Judging by a poll from CNBC as well as the American chemical company Momentive published this month, it’s been revealed that 5,530 respondents mentioned a ton of reasons for why they decided to invest in crypto.
A large chunk of them are 60% to be precise of course– cited the potential of long-term growth being the reason behind their investment, and the remaining 44% are looking over the horizon for potential higher growth in a shorter span of time. Interestingly, a third 33% mentioned being enticed by the ability and ease of making their own trades being what drew them to the digital currency. Finally, just over a quarter of the surveyed people being 26% just loved the idea of investment in general.
Moreover, investors were apparently not influenced by what’re considered to be typical narratives that surround cryptocurrencies.
Of course, moving over to less than half of the people surveyed consisting of 44% understandably said they didn’t know what the status of Bitcoin would be by the time 2021 would end. What’s more is, less than one-fifth of those surveyed (21% for precision) cited Bitcoin would finish higher than its current place.
To draw a parallel to that, 45% of the responders, making up almost half of them, seemed to think of cryptocurrencies as being a high-risk investment, to be made with extreme caution.
Covering Investor Demographics
Interestingly enough, the survey paints an all but clear picture of the type of people that are most likely to have a stake in cryptocurrencies of various kinds.
Men are twice as likely to do so in comparison to women (the difference in percentage is 16% compared to 7%) to take that plunge of investment, which is a statistic that spans overall racial and ethnic groups.
Social Media Significance
The significance of social media in today’s world, especially in terms of its rise over the last few years, was definitely cited by the majority of respondents regarding their investment.
12% of respondents have given social media credit in terms of being the first place they ever learned how to invest in crypto.

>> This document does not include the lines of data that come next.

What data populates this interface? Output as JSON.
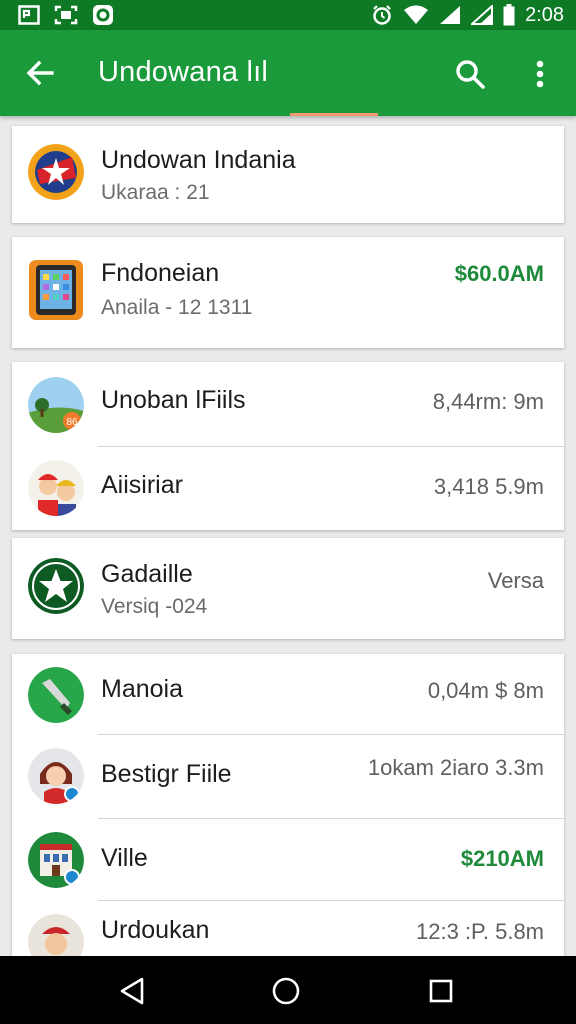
{
  "status_bar": {
    "time": "2:08",
    "left_icons": [
      "image-icon",
      "screenshot-icon",
      "app-badge-icon"
    ],
    "right_icons": [
      "alarm-icon",
      "wifi-icon",
      "signal-icon",
      "signal-icon-2",
      "battery-icon"
    ]
  },
  "app_bar": {
    "title": "Undowana  lıl",
    "colors": {
      "background": "#1a9a3a",
      "status": "#0e7a26",
      "accent_line": "#f29a70"
    }
  },
  "cards": [
    {
      "rows": [
        {
          "name": "Undowan Indania",
          "subtitle": "Ukaraa : 21",
          "value": ""
        }
      ]
    },
    {
      "rows": [
        {
          "name": "Fndoneian",
          "subtitle": "Anaila - 12 1311",
          "value": "$60.0AM",
          "value_green": true
        }
      ]
    },
    {
      "rows": [
        {
          "name": "Unoban lFiils",
          "subtitle": "",
          "value": "8,44rm: 9m"
        },
        {
          "name": "Aiisiriar",
          "subtitle": "",
          "value": "3,418 5.9m"
        }
      ]
    },
    {
      "rows": [
        {
          "name": "Gadaille",
          "subtitle": "Versiq -024",
          "value": "Versa"
        }
      ]
    },
    {
      "rows": [
        {
          "name": "Manoia",
          "subtitle": "",
          "value": "0,04m $ 8m"
        },
        {
          "name": "Bestigr Fiile",
          "subtitle": "",
          "value": "1okam 2iaro 3.3m"
        },
        {
          "name": "Ville",
          "subtitle": "",
          "value": "$210AM",
          "value_green": true
        },
        {
          "name": "Urdoukan",
          "subtitle": "",
          "value": "12:3 :P. 5.8m"
        }
      ]
    }
  ],
  "nav_bar": {
    "icons": [
      "back-triangle-icon",
      "home-circle-icon",
      "recents-square-icon"
    ]
  }
}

That being said, the social media influence of teaching people how to invest has mostly catered towards younger investors.
Only 3% of the people aged between 35-64 years mentioned social media platforms as being the ones that taught them how to invest, and only 1% about the age of 65 years said the same.
Some investment advice has caught criticism and stirred controversy as well, such as the incident of TikTok banning paid cryptocurrency promotions this July, though they stopped just short of taking any action against unpaid and vague financial analysts from talking about pumping their favorite coins.